Au demeurant, les motifs du tribunal, qui évoquent, sans en préciser la teneur, de prétendues déclarations inexactes faites par M. A, sont impropres à caractériser la mauvaise foi du débiteur, et sont tout autant impropres à caractériser l'existence d'éléments susceptibles de donner lieu à des sanctions alors que, en cas de déclaration tardive de l'état de cessation des paiements, le débiteur encourt les sanctions prévues à l'article L. 653-8 du code de commerce s'il est démontré qu'il a sciemment omis de demander l'ouverture d'une procédure collective dans le délai de 45 jours à compter de la cessation des paiements, ce qui implique, sans préjuger du fond, de faire ressortir des éléments susceptibles de révéler une volonté délibérée du débiteur de se soustraire à ses obligations légales.

Par ailleurs, selon les motifs du jugement, M. A aurait exercé son activité professionnelle jusqu'en juillet 2019.

Le tribunal n'a tiré aucune conséquence de cette constatation qui est susceptible de poser la question de la recevabilité de la demande de rétablissement professionnel qui, selon l'article L. 645-1 du code de commerce, ne peut être faite plus d'un an après la cessation d'activité.

Or, il ressort des pièces produites que M. A a déclaré un chiffre d'affaires jusqu'en juillet 2020, procédé à des achats de fournitures en janvier et février 2020.

En l'état des productions, M. A satisfait aux conditions légales de l'article L. 645-1 du code de commerce dès lors qu'il a produit des pièces tendant à établir qu'il a cessé son activité d'auto entrepreneur depuis moins d'un an, être en état de cessation des paiements, aucun redressement n'étant possible, ne pas avoir employé de salarié au cours des six derniers mois, ne pas faire l'objet d'une instance prud'homale, et déclaré un actif d'une valeur inférieure à 5.000 euros, et ne pas entrer dans les cas d'interdiction de l'article L. 645-2.

Le jugement sera donc infirmé et une procédure de rétablissement professionnel ouverte, sans préjudice pour le tribunal d'ouvrir, le cas échéant, une liquidation judiciaire dans les conditions de l'article L. 645-9 du code de commerce.

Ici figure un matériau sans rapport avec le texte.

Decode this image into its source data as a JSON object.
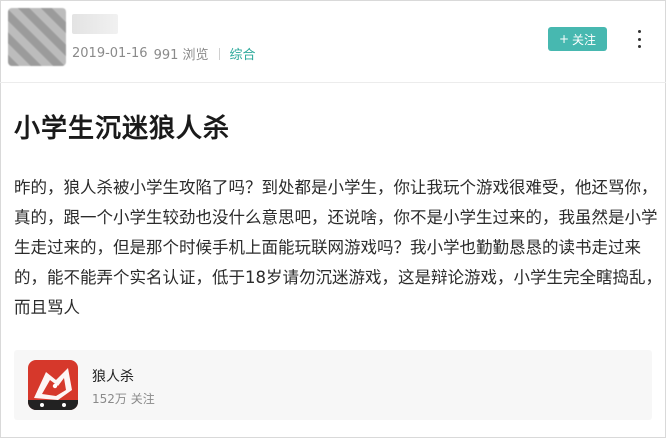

PAR CES MOTIFS la cour, après en avoir délibéré, statuant publiquement par mise à disposition au greffe, par arrêt par défaut et en dernier ressort,

INFIRME le jugement entrepris, et statuant à nouveau,

SURSOIT à statuer sur la liquidation judiciaire de M. X A,

OUVRE une procédure de rétablissement professionnel à l'égard de celui-ci pour une période de quatre mois,

DESIGNE M. B Z en qualité de juge commis chargé de recueillir tous renseignements sur la situation patrimoniale du débiteur, notamment le montant de son passif et la valeur de ses actifs,

DESIGNE Me Abbadie en qualité de mandataire judiciaire pour assister le juge commis,

RAPPELLE que l'état chiffré des créances et des dettes mentionné au 5° de l'article R. 631-1 peut être complété par le débiteur dans les 15 jours suivant le présent arrêt. Le débiteur porte alors sans délai ces modifications à la connaissance du mandataire judiciaire,

RENVOIE les parties aux dispositions de l'article L. 645-10 du code de commerce sur les conditions de rappel de l'affaire à l'audience du tribunal sur le rapport du juge commis,

DIT que le présent sera notifié par le greffe de la cour au débiteur par lettre recommandée avec accusé de réception reprenant les dispositions du premier alinéa de l'article L. 645-9 et des articles L. 645-11 et L. 645-12 et au mandataire judiciaire par lettre recommandée avec accusé de réception, et contre récépissé au procureur général,

DIT que les dépens seront employés en frais de procédure collective.